Realising I needed a creative way of eating the greens, dad added quartered hard-boiled eggs to the salad. I loved the way they dissolved into the vinaigrette, coating the leaves with a powdery yellow shine. Once all leaves were eaten, there was always a tussle for rights to sop up the liquid at the bottom of the bowl with crusty bread.

We stopped eating it for many years as different types of salad greens were available and Italian families no longer had the passion to grow it. Occasionally, in the 1970s, it would appear at barbeques and we’d swoop on it like seagulls, or we’d find it at family-run restaurants specialising in Venetian and northeastern Italian cuisine.
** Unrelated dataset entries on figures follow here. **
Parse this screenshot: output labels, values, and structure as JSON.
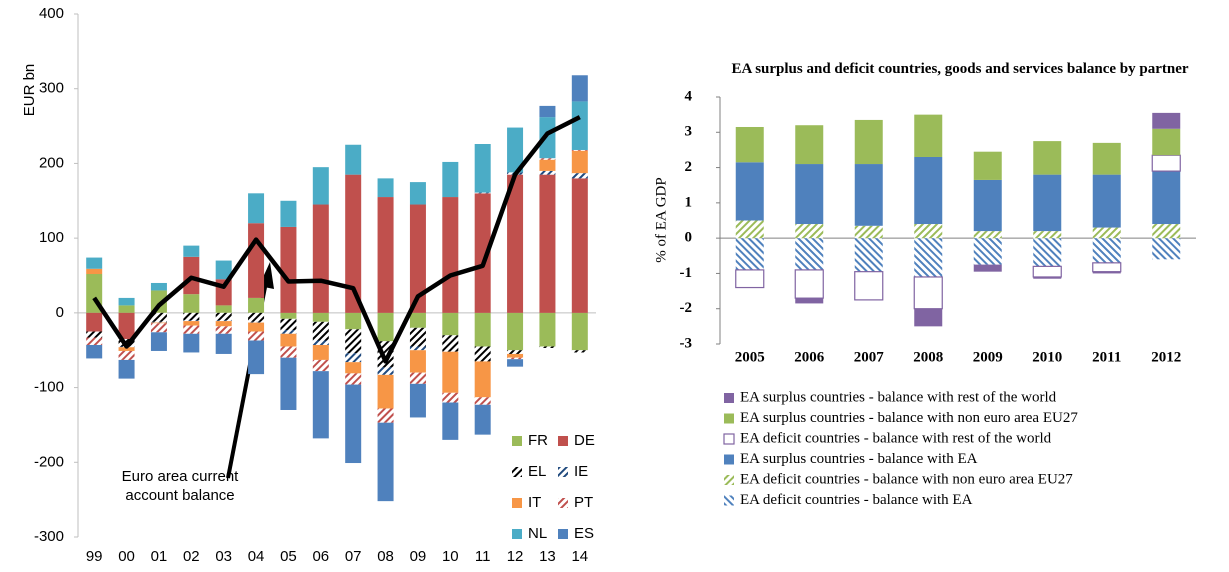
{
  "chart_data": [
    {
      "type": "bar",
      "stacked": true,
      "y_label": "EUR bn",
      "categories": [
        "99",
        "00",
        "01",
        "02",
        "03",
        "04",
        "05",
        "06",
        "07",
        "08",
        "09",
        "10",
        "11",
        "12",
        "13",
        "14"
      ],
      "ylim": [
        -300,
        400
      ],
      "yticks": [
        -300,
        -200,
        -100,
        0,
        100,
        200,
        300,
        400
      ],
      "series": [
        {
          "name": "FR",
          "color": "#9bbb59",
          "values": [
            52,
            10,
            30,
            25,
            10,
            20,
            -8,
            -12,
            -22,
            -38,
            -20,
            -30,
            -45,
            -50,
            -45,
            -50
          ]
        },
        {
          "name": "DE",
          "color": "#c0504d",
          "values": [
            -25,
            -35,
            0,
            50,
            35,
            100,
            115,
            145,
            185,
            155,
            145,
            155,
            160,
            185,
            185,
            180
          ]
        },
        {
          "name": "EL",
          "color": "#000000",
          "hatch": true,
          "values": [
            -8,
            -10,
            -12,
            -10,
            -10,
            -12,
            -15,
            -25,
            -32,
            -35,
            -25,
            -22,
            -20,
            -5,
            -2,
            -3
          ]
        },
        {
          "name": "IE",
          "color": "#1f497d",
          "hatch": true,
          "values": [
            0,
            -1,
            -1,
            -1,
            -1,
            -1,
            -5,
            -6,
            -12,
            -10,
            -5,
            0,
            1,
            3,
            5,
            7
          ]
        },
        {
          "name": "IT",
          "color": "#f79646",
          "values": [
            7,
            -5,
            -1,
            -6,
            -7,
            -12,
            -17,
            -20,
            -15,
            -45,
            -30,
            -55,
            -48,
            -5,
            15,
            30
          ]
        },
        {
          "name": "PT",
          "color": "#c0504d",
          "hatch": true,
          "values": [
            -10,
            -12,
            -12,
            -11,
            -10,
            -12,
            -15,
            -15,
            -15,
            -19,
            -15,
            -13,
            -10,
            -2,
            2,
            1
          ]
        },
        {
          "name": "NL",
          "color": "#4bacc6",
          "values": [
            15,
            10,
            10,
            15,
            25,
            40,
            35,
            50,
            40,
            25,
            30,
            47,
            65,
            60,
            55,
            65
          ]
        },
        {
          "name": "ES",
          "color": "#4f81bd",
          "values": [
            -18,
            -25,
            -25,
            -25,
            -27,
            -45,
            -70,
            -90,
            -105,
            -105,
            -45,
            -50,
            -40,
            -10,
            15,
            35
          ]
        }
      ],
      "line": {
        "color": "#000000",
        "values": [
          20,
          -45,
          10,
          47,
          35,
          98,
          42,
          43,
          33,
          -65,
          22,
          50,
          63,
          185,
          240,
          262
        ]
      },
      "annotation": "Euro area current account balance"
    },
    {
      "type": "bar",
      "stacked": true,
      "title": "EA surplus and deficit countries, goods and services balance by partner",
      "y_label": "% of EA GDP",
      "categories": [
        "2005",
        "2006",
        "2007",
        "2008",
        "2009",
        "2010",
        "2011",
        "2012"
      ],
      "ylim": [
        -3,
        4
      ],
      "yticks": [
        -3,
        -2,
        -1,
        0,
        1,
        2,
        3,
        4
      ],
      "series": [
        {
          "name": "EA surplus countries - balance with rest of the world",
          "color": "#8064a2",
          "values": [
            0,
            -0.15,
            0,
            -0.5,
            -0.2,
            -0.05,
            -0.05,
            0.45
          ]
        },
        {
          "name": "EA surplus countries - balance with non euro area EU27",
          "color": "#9bbb59",
          "values": [
            1.0,
            1.1,
            1.25,
            1.2,
            0.8,
            0.95,
            0.9,
            0.75
          ]
        },
        {
          "name": "EA deficit countries - balance with rest of the world",
          "color": "#8064a2",
          "hollow": true,
          "values": [
            -0.5,
            -0.8,
            -0.8,
            -0.9,
            0,
            -0.3,
            -0.25,
            0.45
          ]
        },
        {
          "name": "EA surplus countries - balance with EA",
          "color": "#4f81bd",
          "values": [
            1.65,
            1.7,
            1.75,
            1.9,
            1.45,
            1.6,
            1.5,
            1.5
          ]
        },
        {
          "name": "EA deficit countries - balance with non euro area EU27",
          "color": "#9bbb59",
          "hatch": true,
          "values": [
            0.5,
            0.4,
            0.35,
            0.4,
            0.2,
            0.2,
            0.3,
            0.4
          ]
        },
        {
          "name": "EA deficit countries - balance with EA",
          "color": "#4f81bd",
          "hatch": true,
          "values": [
            -0.9,
            -0.9,
            -0.95,
            -1.1,
            -0.75,
            -0.8,
            -0.7,
            -0.6
          ]
        }
      ]
    }
  ]
}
Growing radicchio from Trieste

The radicchio patch in all its glory

About eight years ago I had a craving for it and suggested to my mother I might try growing it in her backyard. I tracked down an online seed supplier who markets it in Australia as “Cicoria zuccherina di Trieste”. The term ‘zuccherina’ refers to its sweetness, but more accurately it has a pleasant bitter taste, especially if it’s eaten while still young and tender.
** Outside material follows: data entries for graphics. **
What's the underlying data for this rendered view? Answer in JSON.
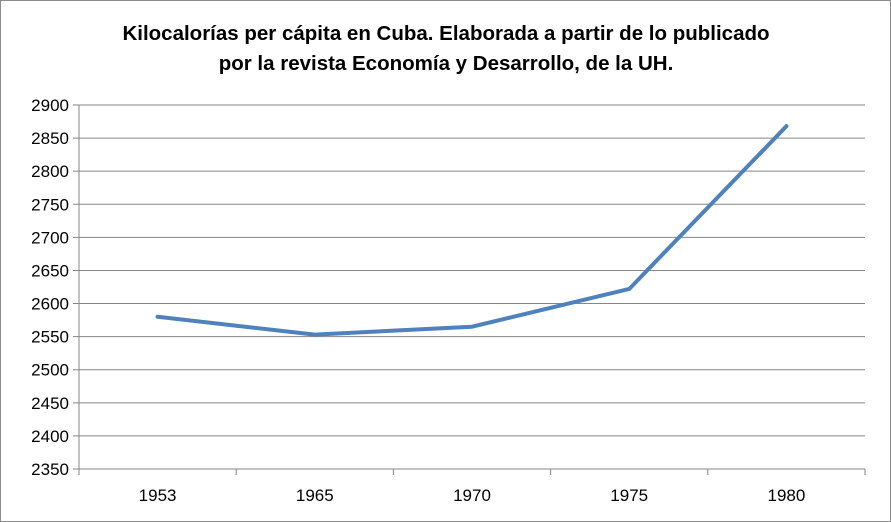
{
  "chart_data": {
    "type": "line",
    "title": "Kilocalorías per cápita en Cuba. Elaborada a partir de lo publicado\npor la revista Economía y Desarrollo, de la UH.",
    "xlabel": "",
    "ylabel": "",
    "categories": [
      "1953",
      "1965",
      "1970",
      "1975",
      "1980"
    ],
    "series": [
      {
        "values": [
          2580,
          2553,
          2565,
          2622,
          2868
        ],
        "color": "#4f81bd"
      }
    ],
    "ylim": [
      2350,
      2900
    ],
    "yticks": [
      2350,
      2400,
      2450,
      2500,
      2550,
      2600,
      2650,
      2700,
      2750,
      2800,
      2850,
      2900
    ],
    "grid": true,
    "legend": "none"
  }
}
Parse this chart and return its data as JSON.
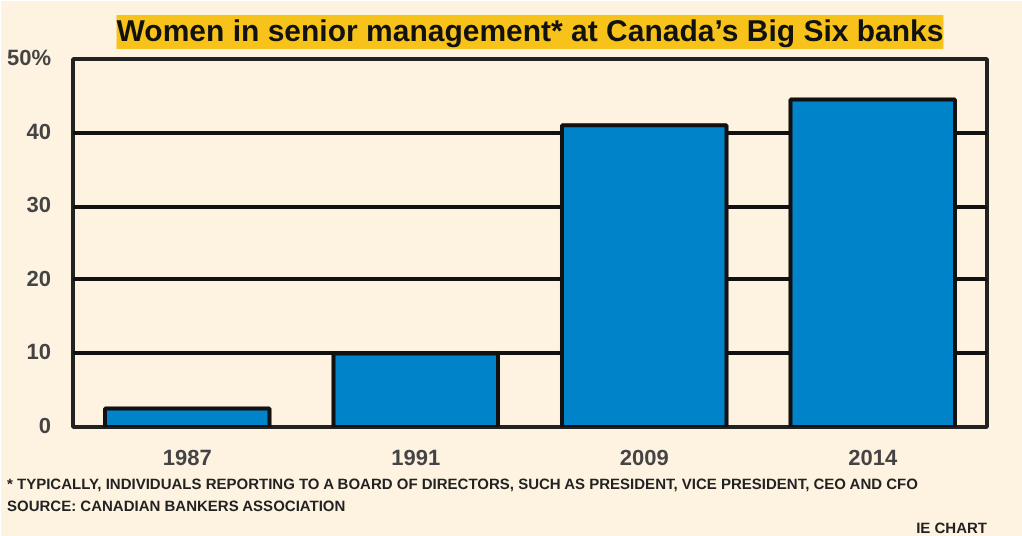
{
  "chart_data": {
    "type": "bar",
    "title": "Women in senior management* at Canada’s Big Six banks",
    "categories": [
      "1987",
      "1991",
      "2009",
      "2014"
    ],
    "values": [
      2.5,
      10,
      41,
      44.5
    ],
    "color": "#0083c9",
    "ylim": [
      0,
      50
    ],
    "yticks": [
      0,
      10,
      20,
      30,
      40,
      {
        "value": 50,
        "label": "50%"
      }
    ],
    "grid": "y",
    "annotations": [
      "* TYPICALLY, INDIVIDUALS REPORTING TO A BOARD OF DIRECTORS, SUCH AS PRESIDENT, VICE PRESIDENT, CEO AND CFO",
      "SOURCE: CANADIAN BANKERS ASSOCIATION",
      "IE CHART"
    ]
  }
}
The radicchio patch – dedicated to my late father – has fed us continuously as it re-grows after each harvest. I sow it every two years after the leaves become a bit hard and hairy, and have my hands full protecting it from heavy rain and keeping two family cats from stretching out on it to bask in the sun. It needs watering every day – twice in dry summer weather – and my mother has become chief waterer.
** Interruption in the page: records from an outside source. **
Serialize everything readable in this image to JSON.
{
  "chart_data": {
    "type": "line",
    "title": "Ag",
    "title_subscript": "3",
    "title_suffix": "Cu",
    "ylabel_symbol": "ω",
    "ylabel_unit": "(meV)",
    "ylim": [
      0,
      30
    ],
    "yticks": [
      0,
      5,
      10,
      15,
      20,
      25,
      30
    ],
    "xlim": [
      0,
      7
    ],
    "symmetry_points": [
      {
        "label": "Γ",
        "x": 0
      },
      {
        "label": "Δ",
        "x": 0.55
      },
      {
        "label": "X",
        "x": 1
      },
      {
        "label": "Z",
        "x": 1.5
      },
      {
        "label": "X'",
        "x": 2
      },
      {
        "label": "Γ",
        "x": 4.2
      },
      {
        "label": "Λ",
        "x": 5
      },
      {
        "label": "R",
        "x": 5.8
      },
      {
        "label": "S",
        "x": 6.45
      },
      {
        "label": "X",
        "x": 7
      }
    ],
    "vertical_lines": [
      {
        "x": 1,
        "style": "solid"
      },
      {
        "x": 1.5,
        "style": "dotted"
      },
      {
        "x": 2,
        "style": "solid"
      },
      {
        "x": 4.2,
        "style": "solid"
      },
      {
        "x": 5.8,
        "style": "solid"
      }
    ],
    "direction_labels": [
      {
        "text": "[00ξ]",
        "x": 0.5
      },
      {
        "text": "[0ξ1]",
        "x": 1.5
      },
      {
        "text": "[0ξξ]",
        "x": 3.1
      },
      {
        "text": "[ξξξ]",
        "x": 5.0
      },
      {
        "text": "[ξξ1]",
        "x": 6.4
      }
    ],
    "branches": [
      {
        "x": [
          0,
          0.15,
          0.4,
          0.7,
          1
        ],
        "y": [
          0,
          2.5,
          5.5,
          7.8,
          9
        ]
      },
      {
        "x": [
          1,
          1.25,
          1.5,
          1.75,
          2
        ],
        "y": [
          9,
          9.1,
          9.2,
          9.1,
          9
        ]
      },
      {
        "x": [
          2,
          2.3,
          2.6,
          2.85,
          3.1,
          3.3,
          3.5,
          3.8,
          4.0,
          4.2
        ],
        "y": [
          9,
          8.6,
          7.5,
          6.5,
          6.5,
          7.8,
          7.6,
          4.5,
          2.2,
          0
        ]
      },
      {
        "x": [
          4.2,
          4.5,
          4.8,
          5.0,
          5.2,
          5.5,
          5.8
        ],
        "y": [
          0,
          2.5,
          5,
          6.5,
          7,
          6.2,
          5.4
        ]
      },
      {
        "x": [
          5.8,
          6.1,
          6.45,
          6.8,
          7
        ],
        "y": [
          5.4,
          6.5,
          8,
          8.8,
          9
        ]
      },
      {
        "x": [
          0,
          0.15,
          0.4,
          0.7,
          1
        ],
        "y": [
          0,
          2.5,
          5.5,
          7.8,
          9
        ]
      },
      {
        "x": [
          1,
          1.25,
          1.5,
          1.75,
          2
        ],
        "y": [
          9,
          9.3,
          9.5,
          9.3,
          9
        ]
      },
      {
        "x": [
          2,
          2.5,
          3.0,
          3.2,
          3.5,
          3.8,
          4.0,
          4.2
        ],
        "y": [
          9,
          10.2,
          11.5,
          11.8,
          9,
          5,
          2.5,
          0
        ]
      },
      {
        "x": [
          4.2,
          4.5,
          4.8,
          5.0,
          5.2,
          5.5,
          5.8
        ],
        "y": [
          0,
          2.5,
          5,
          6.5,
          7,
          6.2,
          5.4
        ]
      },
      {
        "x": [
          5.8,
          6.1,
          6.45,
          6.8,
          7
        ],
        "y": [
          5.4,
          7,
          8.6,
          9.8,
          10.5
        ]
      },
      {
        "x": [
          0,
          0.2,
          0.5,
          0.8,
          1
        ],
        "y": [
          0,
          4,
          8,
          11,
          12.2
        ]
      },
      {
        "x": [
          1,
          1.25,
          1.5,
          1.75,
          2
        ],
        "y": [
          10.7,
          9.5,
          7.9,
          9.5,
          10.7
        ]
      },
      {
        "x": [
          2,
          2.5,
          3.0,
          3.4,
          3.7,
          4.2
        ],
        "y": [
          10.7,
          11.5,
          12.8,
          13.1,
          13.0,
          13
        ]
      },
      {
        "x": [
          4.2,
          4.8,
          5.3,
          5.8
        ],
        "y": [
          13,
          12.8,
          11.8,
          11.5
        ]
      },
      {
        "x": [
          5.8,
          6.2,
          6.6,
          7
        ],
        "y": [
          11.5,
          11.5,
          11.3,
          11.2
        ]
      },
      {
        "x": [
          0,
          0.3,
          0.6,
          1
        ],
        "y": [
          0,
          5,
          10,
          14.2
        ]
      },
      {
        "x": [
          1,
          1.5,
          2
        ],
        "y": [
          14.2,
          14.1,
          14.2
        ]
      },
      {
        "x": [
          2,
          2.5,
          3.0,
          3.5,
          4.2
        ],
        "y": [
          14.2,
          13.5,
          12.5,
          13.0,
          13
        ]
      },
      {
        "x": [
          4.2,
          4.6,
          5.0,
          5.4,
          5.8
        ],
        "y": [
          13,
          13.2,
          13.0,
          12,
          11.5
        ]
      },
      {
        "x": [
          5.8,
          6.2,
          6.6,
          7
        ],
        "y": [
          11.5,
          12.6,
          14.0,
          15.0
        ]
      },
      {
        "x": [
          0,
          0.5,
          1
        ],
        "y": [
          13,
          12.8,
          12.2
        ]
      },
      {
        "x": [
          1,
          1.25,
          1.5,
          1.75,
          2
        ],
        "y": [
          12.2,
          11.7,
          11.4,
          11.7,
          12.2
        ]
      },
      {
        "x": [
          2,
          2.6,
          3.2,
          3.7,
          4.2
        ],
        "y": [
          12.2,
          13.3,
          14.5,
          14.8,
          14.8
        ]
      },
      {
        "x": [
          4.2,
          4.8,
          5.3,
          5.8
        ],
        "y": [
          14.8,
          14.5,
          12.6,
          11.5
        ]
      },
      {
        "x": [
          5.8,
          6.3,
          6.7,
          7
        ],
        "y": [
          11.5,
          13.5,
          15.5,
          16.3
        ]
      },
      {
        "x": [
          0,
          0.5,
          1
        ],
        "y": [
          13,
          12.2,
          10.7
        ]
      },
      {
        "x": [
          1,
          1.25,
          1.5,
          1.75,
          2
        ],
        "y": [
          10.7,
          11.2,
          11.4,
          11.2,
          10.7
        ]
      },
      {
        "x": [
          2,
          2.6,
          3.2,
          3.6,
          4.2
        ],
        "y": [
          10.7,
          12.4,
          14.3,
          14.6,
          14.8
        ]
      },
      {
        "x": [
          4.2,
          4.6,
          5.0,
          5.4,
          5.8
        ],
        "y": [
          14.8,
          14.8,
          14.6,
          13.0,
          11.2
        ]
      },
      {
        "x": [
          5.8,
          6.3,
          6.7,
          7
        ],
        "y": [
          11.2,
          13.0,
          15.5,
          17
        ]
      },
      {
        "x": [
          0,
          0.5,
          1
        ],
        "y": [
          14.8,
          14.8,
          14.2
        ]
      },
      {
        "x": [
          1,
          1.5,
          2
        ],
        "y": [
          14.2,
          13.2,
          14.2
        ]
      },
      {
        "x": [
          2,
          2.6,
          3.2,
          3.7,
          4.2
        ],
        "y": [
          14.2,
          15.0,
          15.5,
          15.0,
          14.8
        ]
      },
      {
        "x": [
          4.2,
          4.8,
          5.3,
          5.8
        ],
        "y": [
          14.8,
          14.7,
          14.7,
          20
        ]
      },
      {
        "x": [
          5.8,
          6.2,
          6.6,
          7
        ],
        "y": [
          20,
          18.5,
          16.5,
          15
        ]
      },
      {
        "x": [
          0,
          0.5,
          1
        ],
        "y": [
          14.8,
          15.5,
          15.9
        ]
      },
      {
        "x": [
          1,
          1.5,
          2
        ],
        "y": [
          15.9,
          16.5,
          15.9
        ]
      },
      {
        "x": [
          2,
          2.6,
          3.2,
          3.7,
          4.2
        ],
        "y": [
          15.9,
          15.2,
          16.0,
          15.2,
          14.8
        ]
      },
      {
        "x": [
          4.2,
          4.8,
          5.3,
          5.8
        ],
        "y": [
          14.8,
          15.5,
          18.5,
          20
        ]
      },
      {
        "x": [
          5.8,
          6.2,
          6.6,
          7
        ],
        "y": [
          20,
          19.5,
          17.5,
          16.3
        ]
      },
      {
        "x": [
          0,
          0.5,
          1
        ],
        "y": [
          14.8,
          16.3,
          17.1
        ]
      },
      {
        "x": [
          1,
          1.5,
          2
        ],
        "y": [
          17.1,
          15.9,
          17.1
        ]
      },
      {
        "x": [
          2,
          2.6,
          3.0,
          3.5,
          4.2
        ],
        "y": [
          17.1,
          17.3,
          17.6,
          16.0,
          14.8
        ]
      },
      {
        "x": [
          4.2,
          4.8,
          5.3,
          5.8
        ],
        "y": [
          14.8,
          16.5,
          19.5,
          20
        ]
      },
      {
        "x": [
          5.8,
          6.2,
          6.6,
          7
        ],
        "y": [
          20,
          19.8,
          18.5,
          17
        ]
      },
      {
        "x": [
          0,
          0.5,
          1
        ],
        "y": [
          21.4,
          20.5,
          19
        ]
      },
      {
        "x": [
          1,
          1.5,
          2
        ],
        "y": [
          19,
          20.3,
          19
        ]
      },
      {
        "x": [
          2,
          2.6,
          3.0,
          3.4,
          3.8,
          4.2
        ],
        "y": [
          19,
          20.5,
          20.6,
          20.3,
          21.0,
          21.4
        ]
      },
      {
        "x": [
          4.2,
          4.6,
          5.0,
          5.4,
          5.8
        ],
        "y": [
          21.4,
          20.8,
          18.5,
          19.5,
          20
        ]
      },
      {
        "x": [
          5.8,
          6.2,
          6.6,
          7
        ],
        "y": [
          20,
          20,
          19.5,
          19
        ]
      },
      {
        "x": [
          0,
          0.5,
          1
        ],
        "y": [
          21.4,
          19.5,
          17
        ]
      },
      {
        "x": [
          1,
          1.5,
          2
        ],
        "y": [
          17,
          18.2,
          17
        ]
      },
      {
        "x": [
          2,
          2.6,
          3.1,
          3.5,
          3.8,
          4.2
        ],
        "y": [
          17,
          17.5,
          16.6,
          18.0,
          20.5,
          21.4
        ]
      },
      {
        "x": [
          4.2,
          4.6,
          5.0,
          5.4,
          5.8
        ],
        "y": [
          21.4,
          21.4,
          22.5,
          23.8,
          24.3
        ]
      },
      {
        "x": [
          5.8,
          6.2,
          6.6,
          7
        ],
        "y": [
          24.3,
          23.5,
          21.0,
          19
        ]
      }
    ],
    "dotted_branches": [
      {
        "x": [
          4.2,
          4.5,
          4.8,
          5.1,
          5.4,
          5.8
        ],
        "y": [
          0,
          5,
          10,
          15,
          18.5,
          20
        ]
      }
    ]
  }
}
Cicoria Zuccherina di Trieste con uova

The fruits of my labour

Greengrocers now sell many varieties of chicory, endive and radicchio such as the red Treviso and Verona, but don’t stock the type we eat, probably as it’s too delicate to withstand the handling and transport. In Trieste they are spoilt for choice, with up to four varieties sold daily at outdoor markets around the city.

It’s such a special part of the meals I have when I visit my mother twice per week; the table looks bare in the two months that the radicchio is in the early growing phase and too small to harvest. 

I think I need to become a fully-fledged market gardener and stagger my crops to enjoy it year-round.